From Tenth Amendment Center
...from Tenth Amendment Center
Today in 1632, John Locke was born. One of the most influential political philosophers and Enlightenment thinkers, his theories on natural law, social compact theory, property, monetarism, and republicanism have had a profound effect on the development of the western world.
Locke believed that humanity was inherently cooperative and tended to work for the mutual benefit of individuals, which contrasted greatly with the outlook of Thomas Hobbes and Jean-Jacques Rousseau. He contended individuals were vested with liberty by their creator – as an extension of their own humanity – and that such rights were pre-political. He argued that property itself was a natural right, derived from the exertion of one’s own labor. According to Locke, government cannot “dispose of the estates of the subjects arbitrarily.”

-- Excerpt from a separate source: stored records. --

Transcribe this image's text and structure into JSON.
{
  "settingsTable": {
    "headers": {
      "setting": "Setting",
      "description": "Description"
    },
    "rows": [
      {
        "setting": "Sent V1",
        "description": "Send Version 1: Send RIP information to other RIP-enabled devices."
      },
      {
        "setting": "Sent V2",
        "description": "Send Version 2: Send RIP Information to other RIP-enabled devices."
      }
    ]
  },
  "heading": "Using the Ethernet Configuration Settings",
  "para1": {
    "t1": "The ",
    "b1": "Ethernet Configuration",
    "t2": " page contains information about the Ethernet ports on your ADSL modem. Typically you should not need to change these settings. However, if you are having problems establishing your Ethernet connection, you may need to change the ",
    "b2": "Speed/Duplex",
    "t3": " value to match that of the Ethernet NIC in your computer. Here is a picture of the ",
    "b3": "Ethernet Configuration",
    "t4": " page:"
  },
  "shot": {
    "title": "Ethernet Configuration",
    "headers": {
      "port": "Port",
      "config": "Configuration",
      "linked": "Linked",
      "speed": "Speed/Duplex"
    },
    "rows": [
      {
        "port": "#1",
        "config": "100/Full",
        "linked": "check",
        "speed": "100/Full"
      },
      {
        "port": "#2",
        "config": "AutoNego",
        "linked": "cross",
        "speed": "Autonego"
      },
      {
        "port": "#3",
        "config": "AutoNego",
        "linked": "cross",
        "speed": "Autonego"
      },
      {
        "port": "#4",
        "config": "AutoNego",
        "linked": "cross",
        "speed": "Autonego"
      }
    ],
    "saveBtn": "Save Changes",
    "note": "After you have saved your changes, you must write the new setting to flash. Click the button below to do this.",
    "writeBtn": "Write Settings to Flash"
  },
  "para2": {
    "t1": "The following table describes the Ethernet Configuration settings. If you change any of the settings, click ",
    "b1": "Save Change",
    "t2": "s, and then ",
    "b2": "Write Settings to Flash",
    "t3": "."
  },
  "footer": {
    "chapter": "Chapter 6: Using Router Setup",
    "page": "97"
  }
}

According to Locke, humans formed a social compact with each other in order to protect life, liberty, and property – the sole purpose of any just social arrangement. Any government that departed from this vision, he thought, could be justifiably altered and abolished – forcibly if necessary – by those which lived within it.

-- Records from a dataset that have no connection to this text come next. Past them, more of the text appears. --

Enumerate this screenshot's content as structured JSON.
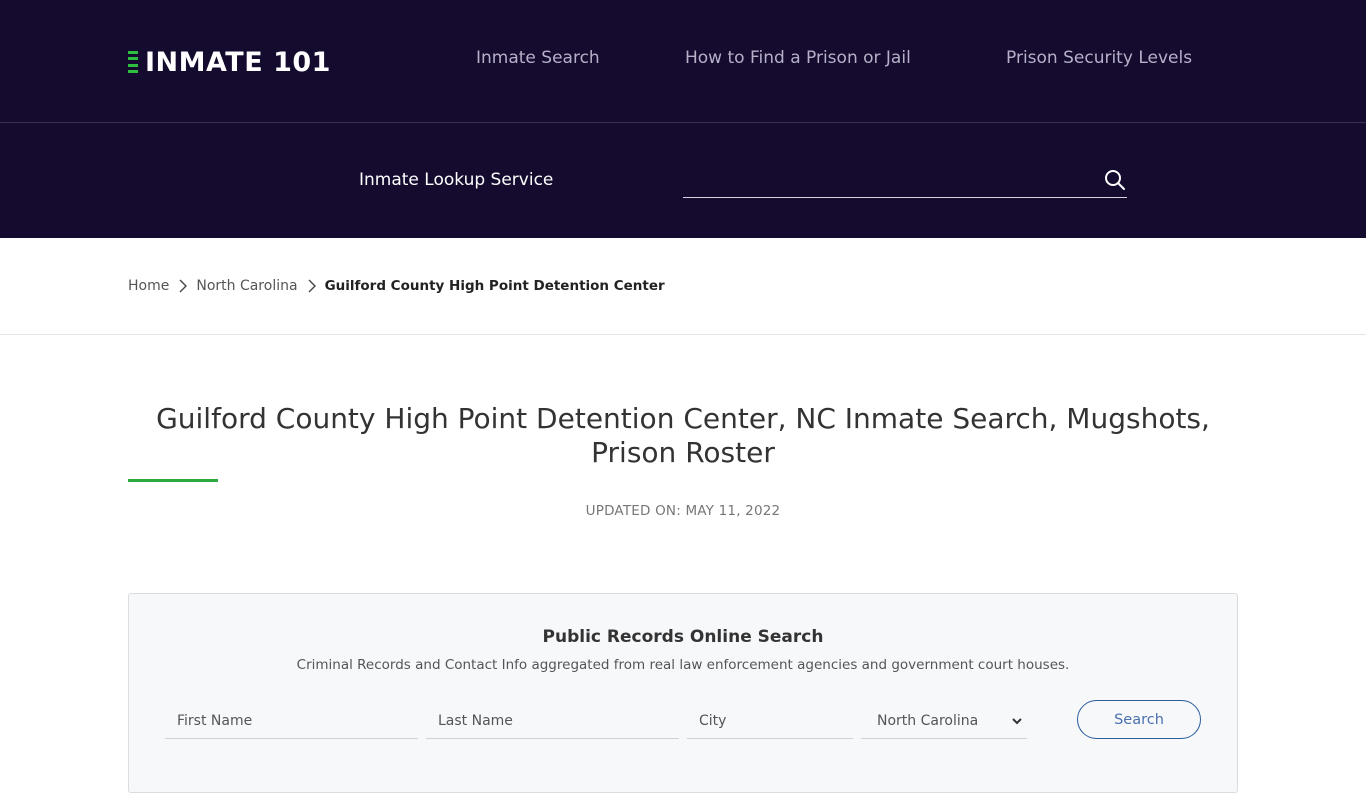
{
  "brand": {
    "logo_text": "INMATE 101",
    "accent_color": "#2fbf3e",
    "header_bg": "#150b2e"
  },
  "nav": {
    "items": [
      {
        "label": "Inmate Search"
      },
      {
        "label": "How to Find a Prison or Jail"
      },
      {
        "label": "Prison Security Levels"
      }
    ]
  },
  "lookup": {
    "label": "Inmate Lookup Service",
    "input_value": "",
    "search_icon": "search-icon"
  },
  "breadcrumb": {
    "items": [
      {
        "label": "Home"
      },
      {
        "label": "North Carolina"
      }
    ],
    "current": "Guilford County High Point Detention Center",
    "separator_icon": "chevron-right-icon"
  },
  "page": {
    "title": "Guilford County High Point Detention Center, NC Inmate Search, Mugshots, Prison Roster",
    "updated": "UPDATED ON: MAY 11, 2022"
  },
  "records_search": {
    "title": "Public Records Online Search",
    "subtitle": "Criminal Records and Contact Info aggregated from real law enforcement agencies and government court houses.",
    "first_name_placeholder": "First Name",
    "last_name_placeholder": "Last Name",
    "city_placeholder": "City",
    "state_selected": "North Carolina",
    "search_label": "Search"
  }
}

This vision greatly influenced Thomas Jefferson, an avowed Lockean, who stressed these ideas in the Declaration of Independence.

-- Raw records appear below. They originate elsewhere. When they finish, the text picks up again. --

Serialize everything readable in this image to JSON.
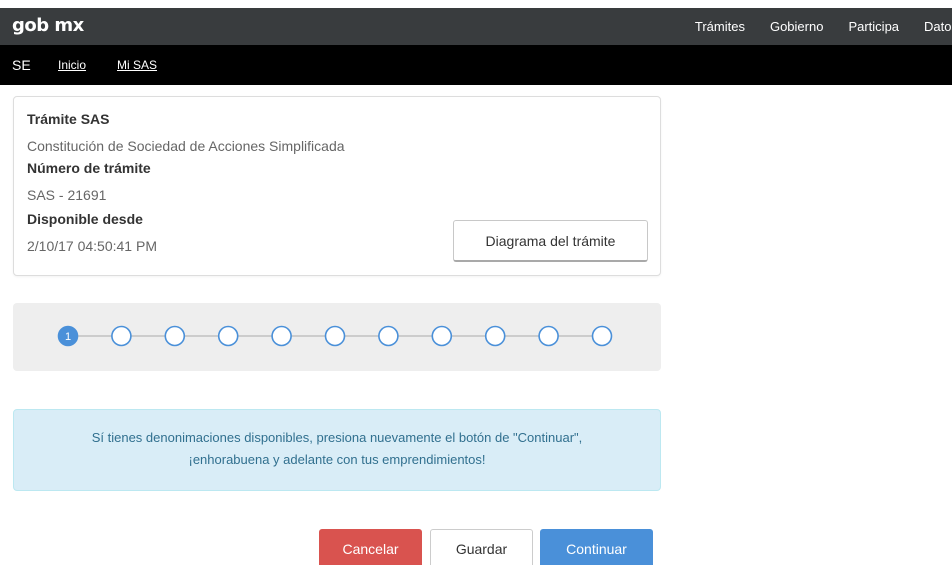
{
  "header": {
    "logo": "gob mx",
    "nav": [
      "Trámites",
      "Gobierno",
      "Participa",
      "Datos"
    ]
  },
  "subnav": {
    "section": "SE",
    "links": [
      "Inicio",
      "Mi SAS"
    ]
  },
  "card": {
    "title": "Trámite SAS",
    "description": "Constitución de Sociedad de Acciones Simplificada",
    "number_label": "Número de trámite",
    "number_value": "SAS - 21691",
    "available_label": "Disponible desde",
    "available_value": "2/10/17 04:50:41 PM",
    "diagram_button": "Diagrama del trámite"
  },
  "stepper": {
    "total_steps": 11,
    "current_step": 1,
    "current_label": "1",
    "accent_color": "#4a90d9"
  },
  "alert": {
    "line1": "Sí tienes denonimaciones disponibles, presiona nuevamente el botón de \"Continuar\",",
    "line2": "¡enhorabuena y adelante con tus emprendimientos!"
  },
  "actions": {
    "cancel": "Cancelar",
    "save": "Guardar",
    "continue": "Continuar"
  },
  "colors": {
    "topbar": "#393c3e",
    "subbar": "#000000",
    "cancel": "#d9534f",
    "continue": "#4a90d9",
    "alert_bg": "#d9edf7"
  }
}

Out of the social compact theorists, Locke had by far the most influence on the founding generation in the American states. Historian Clinton Rossiter wrote that “Locke rode into New England on the backs of Moses and the Prophets.” Patriot lawyer James Otis wrote that “the authority of Mr. Locke has been preferred to all others.” Benjamin Franklin said that Locke was one of the “best English authors” in the fields of history, rhetoric, logic, moral and natural philosophy. Richard Henry Lee went as far as to describe the Declaration of Independence as a copy of Locke’s work. Thomas Jefferson called Locke one of the three greatest men that ever lived.